Top1. Introduction
Keyword query is becoming a very popular way to obtain the information from the relational database along with its wide spread use on the Web. In real applications, however, most of common Web database users usually have insufficient knowledge about the database content and schema, and they are also lack of keywords related to the searching domain. Thus, it is not easy for them to find appropriate keywords to express their query intentions. To explore the database, the user may issue a query with a few general keywords at first, and then gradually refines the query through observing the query results.
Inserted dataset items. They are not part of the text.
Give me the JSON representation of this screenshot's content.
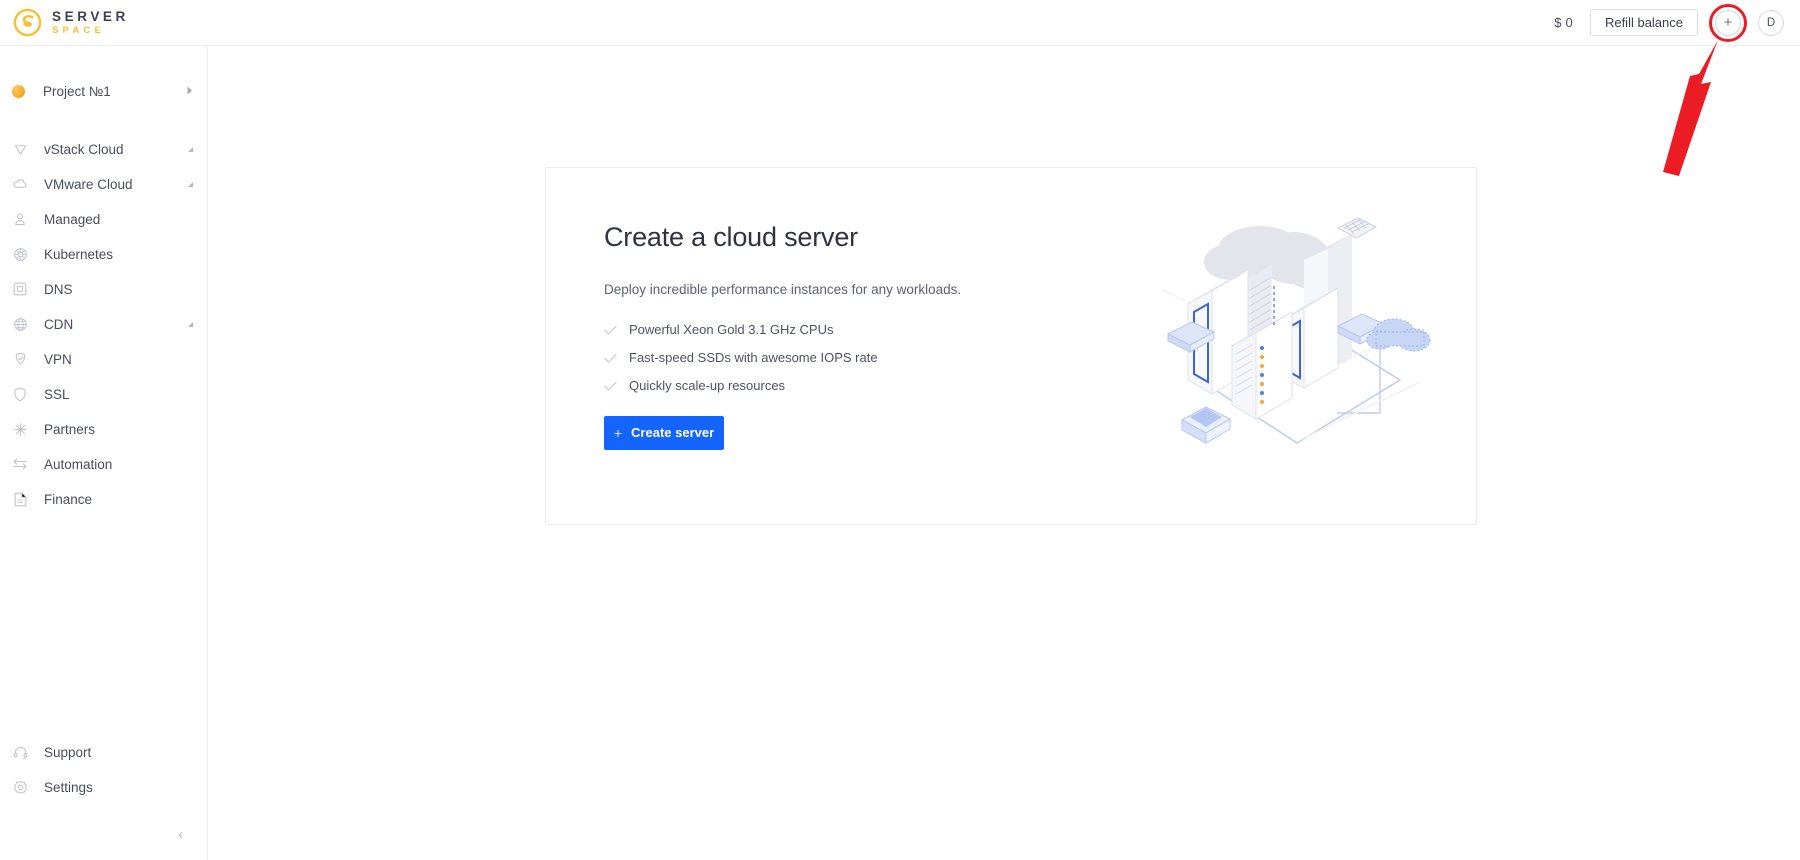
{
  "header": {
    "logo": {
      "mark_icon": "serverspace-s-logo-icon",
      "primary_text": "SERVER",
      "secondary_text": "SPACE",
      "primary_color": "#3d4050",
      "secondary_color": "#f7c02e"
    },
    "balance": "$ 0",
    "refill_label": "Refill balance",
    "add_button_glyph": "+",
    "avatar_initial": "D"
  },
  "annotation": {
    "highlight_color": "#ec1c24",
    "target": "add-button",
    "arrow_direction": "up-right"
  },
  "sidebar": {
    "project": {
      "label": "Project №1",
      "dot_color": "#f6a623",
      "chevron": "▶"
    },
    "items": [
      {
        "label": "vStack Cloud",
        "icon": "vstack-icon",
        "expandable": true
      },
      {
        "label": "VMware Cloud",
        "icon": "cloud-icon",
        "expandable": true
      },
      {
        "label": "Managed",
        "icon": "user-icon",
        "expandable": false
      },
      {
        "label": "Kubernetes",
        "icon": "kubernetes-icon",
        "expandable": false
      },
      {
        "label": "DNS",
        "icon": "dns-square-icon",
        "expandable": false
      },
      {
        "label": "CDN",
        "icon": "globe-icon",
        "expandable": true
      },
      {
        "label": "VPN",
        "icon": "shield-check-icon",
        "expandable": false
      },
      {
        "label": "SSL",
        "icon": "shield-icon",
        "expandable": false
      },
      {
        "label": "Partners",
        "icon": "asterisk-icon",
        "expandable": false
      },
      {
        "label": "Automation",
        "icon": "arrows-swap-icon",
        "expandable": false
      },
      {
        "label": "Finance",
        "icon": "document-icon",
        "expandable": false
      }
    ],
    "bottom_items": [
      {
        "label": "Support",
        "icon": "headset-icon"
      },
      {
        "label": "Settings",
        "icon": "gear-icon"
      }
    ],
    "collapse_glyph": "‹"
  },
  "main": {
    "card": {
      "title": "Create a cloud server",
      "subtitle": "Deploy incredible performance instances for any workloads.",
      "features": [
        "Powerful Xeon Gold 3.1 GHz CPUs",
        "Fast-speed SSDs with awesome IOPS rate",
        "Quickly scale-up resources"
      ],
      "cta_label": "Create server",
      "cta_plus": "+",
      "cta_color": "#1464ff",
      "illustration": "isometric-datacenter-illustration"
    }
  }
}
In such an iteration, the user needs to check each result to identify whether it is related to his interest or not, which is a time-consuming and tedious work.
Consider a DBLP database consisting of 3 relations connected through primary-foreign-key relationships shown in Figure 1.
Figure 1. An example of DBLP database
Suppose a master student who is a XML beginner just knows a few keywords about XML research field and wants to find chapters about the XML search techniques from DBLP website. Based on the DBLP database, he/she would issue a query Q containing keywords “XML, search”. On receiving the query Q, the traditional keyword search approach will return a set of minimal total joint networks (MTJNTs), each of which
- 1.
Is obtained from a single relation or by joining several relations, and
- 2.
Contains all the query keywords.
Since there are too many chapters containing keywords “XML” and “search” in DBLP dataset, there are too many MTJNTs in the query results. In such a case, the user would like the system suggest a list of keywords that are semantically related to Q in order to reduce the searching scope. From Figure 1, it is clearly that the author “Jeffrey” and keywords “XPath”, “XQuery”, and “twig pattern” are very relevant to Q. That means these terms can refine Q to formulate a more selective query. As an example, the user would execute a query Q’=[Jeffrey, XML, search] to retrieve only the chapters of author Jeffrey on XML searching and the query results are “a1w1p1” and “a1w2p4”. Additionally, the tuples p2 and p3 containing “full-text”, “semi-structured data”, and “twig pattern” are also related to the query Q. While, these tuples would not be returned by the system due to the terms they contained are not specified explicitly by the user query. If the user is also interested in these topics, he/she can choose the keyword “full-text”, “semi-structured data”, and/or “twig pattern” to explore the database. Hence, it is necessary to provide a list of semantically related terms to the given query and then the user can refine or reformulate his/her query according to the terms in the list.